Dans la foulée de la loi du 26 décembre 2013 concernant l'introduction d'un statut unique entre ouvriers et employés en ce qui concerne les délais de préavis et le jour de carence ainsi que de mesures d'accompagnement, la convention collective de travail n° 109 concernant la motivation du licenciement a été adoptée et a introduit le mécanisme du « licenciement manifestement déraisonnable », mettant fin à la différence de traitement qui existait jusqu’alors entre ouvriers et employés. Pour rappel, les ouvriers pouvaient en effet invoquer l’article 63 de la loi du 3 juillet 1978 au contraire des employés qui pouvaient uniquement se retrancher derrière le mécanisme de l’abus de droit. La CCT n° 109 visait à mettre un terme à cette différence de traitement en prévoyant un mécanisme commun aux ouvriers et aux employés, à savoir le concept de « licenciement manifestement déraisonnable ». Toutefois, le législateur a souhaité prévoir un régime spécifique pour les ouvriers de certains secteurs, prévoyant que l’article 63 de la loi du 3 juillet 1978 restait d’application pour lesdits secteurs particuliers (dont notamment le secteur de la construction).

Depuis le 1er janvier 2018, c’est le mécanisme du « licenciement manifestement déraisonnable » qui doit être appliqué à partir de cette date auxdits secteurs dérogatoires, l’ancien article 63 de la loi sur les contrats de travail du 3 juillet 1978 venant à disparaitre définitivement de l’arsenal législatif.

La question qui peut se poser est de savoir si l’enseignement de la Cour du travail - datant d’après l’entrée en vigueur de la CCT n° 109 - et qui portait sur l’ancien article 63 de la loi du 3 juillet 1978 pourrait être transposé en cas de demande d’une indemnité pour licenciement manifestement déraisonnable et d’une indemnité due à un dépôt d’une plainte pour harcèlement. A mon sens, cette question appelle une réponse négative. En effet, il apparait clairement que les dispositions relatives au cumul des indemnités ne sont pas libellées de la même façon.
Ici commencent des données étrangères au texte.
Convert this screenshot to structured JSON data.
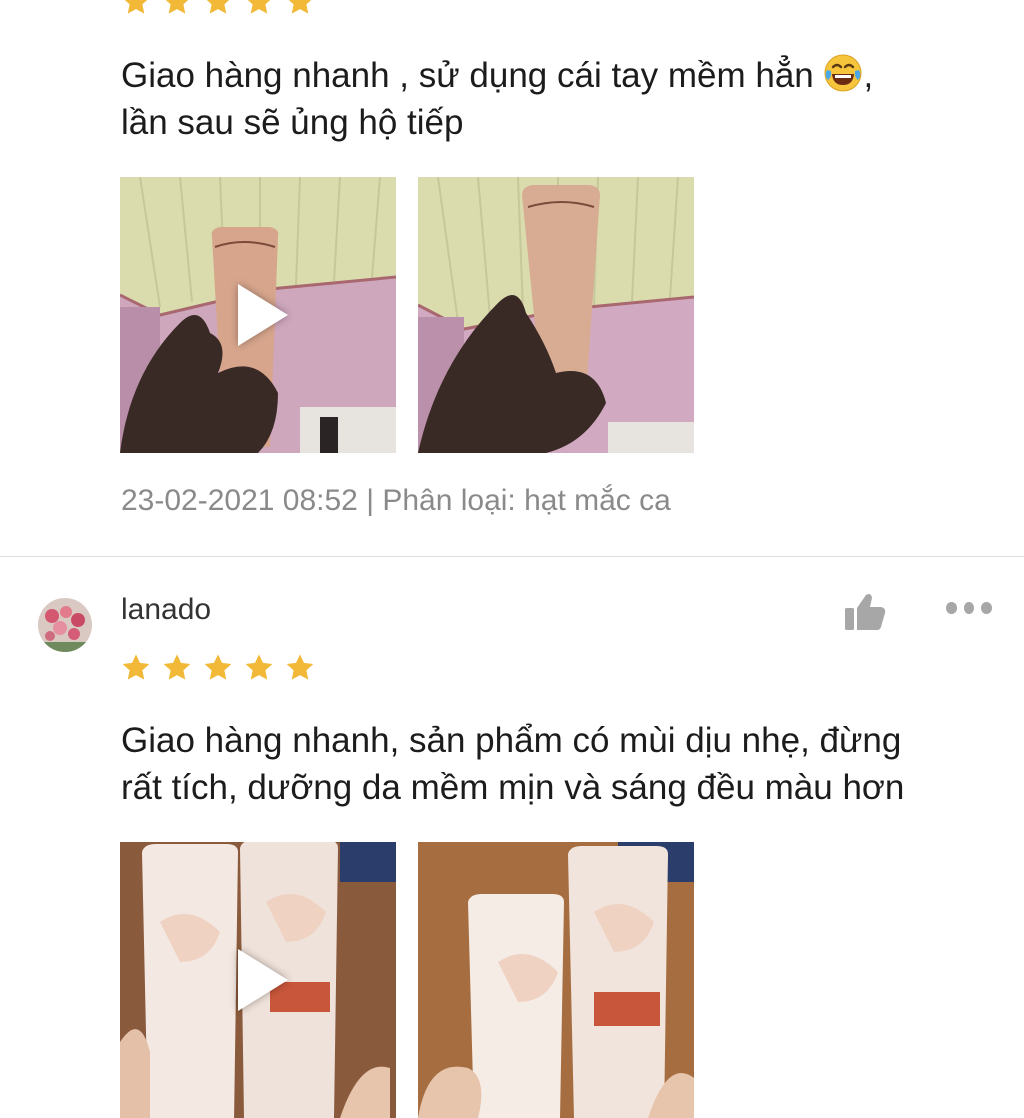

L’ancien article 63, alinéa 3, de la loi du 3 juillet 1978 - tel que repris par l’article 11 de la CCT n° 109 qui continuait à s’appliquer aux secteurs particuliers susmentionnés - était libellé comme suit :

« [...] elle [l’indemnité pour licenciement abusif] ne peut être cumulée avec les indemnités prévues à l'article 39, §§ 2 et 3, de la présente loi, aux articles 16 à 18 de la loi du 19 mars 1991 portant un régime de licenciement particulier pour les délégués du personnel aux conseils d'entreprise et aux comités de sécurité, d'hygiène et d'embellissement des lieux de travail, ainsi que pour les candidats-délégués du personnel, ou à l'article 118, § 3, de la loi de redressement du 22 janvier 1985 portant des dispositions sociales».

L’article 9, § 3, de la CCT n°109 est quant à lui libellé de la manière suivante :

« L’indemnisation [pour licenciement manifestement déraisonnable] n’est pas cumulable avec toute autre indemnité qui est due par l’employeur à l’occasion de la fin du contrat de travail, à l’exception d’une indemnité d’éviction ou d’une indemnité complémentaire qui est payée en plus des allocations sociales ».

L’article 63 prévoit donc une liste limitative d’indemnités non cumulables - parmi lesquelles on ne retrouve pas l’indemnité pour dépôt de plainte pour harcèlement - alors que l’article 9, § 3, de la CCT n°109 prévoit une interdiction de principe de cumul, sauf exceptions limitatives parmi lesquelles on ne retrouve pas l’indemnité pour dépôt de plainte pour harcèlement.

Au vu de la différence marquante en termes de formulation, l’’indemnité pour licenciement manifestement déraisonnable - qui a remplacé définitivement à partir du 1er janvier 2018 le mécanisme de « licenciement abusif » - ne pourrait donc pas être cumulée avec une indemnité sur base de l’article 32tredecies de la loi du 4 août 1996. Notons toutefois qu’il existe de la jurisprudence qui ne partage pas le même point de vue à ce sujet.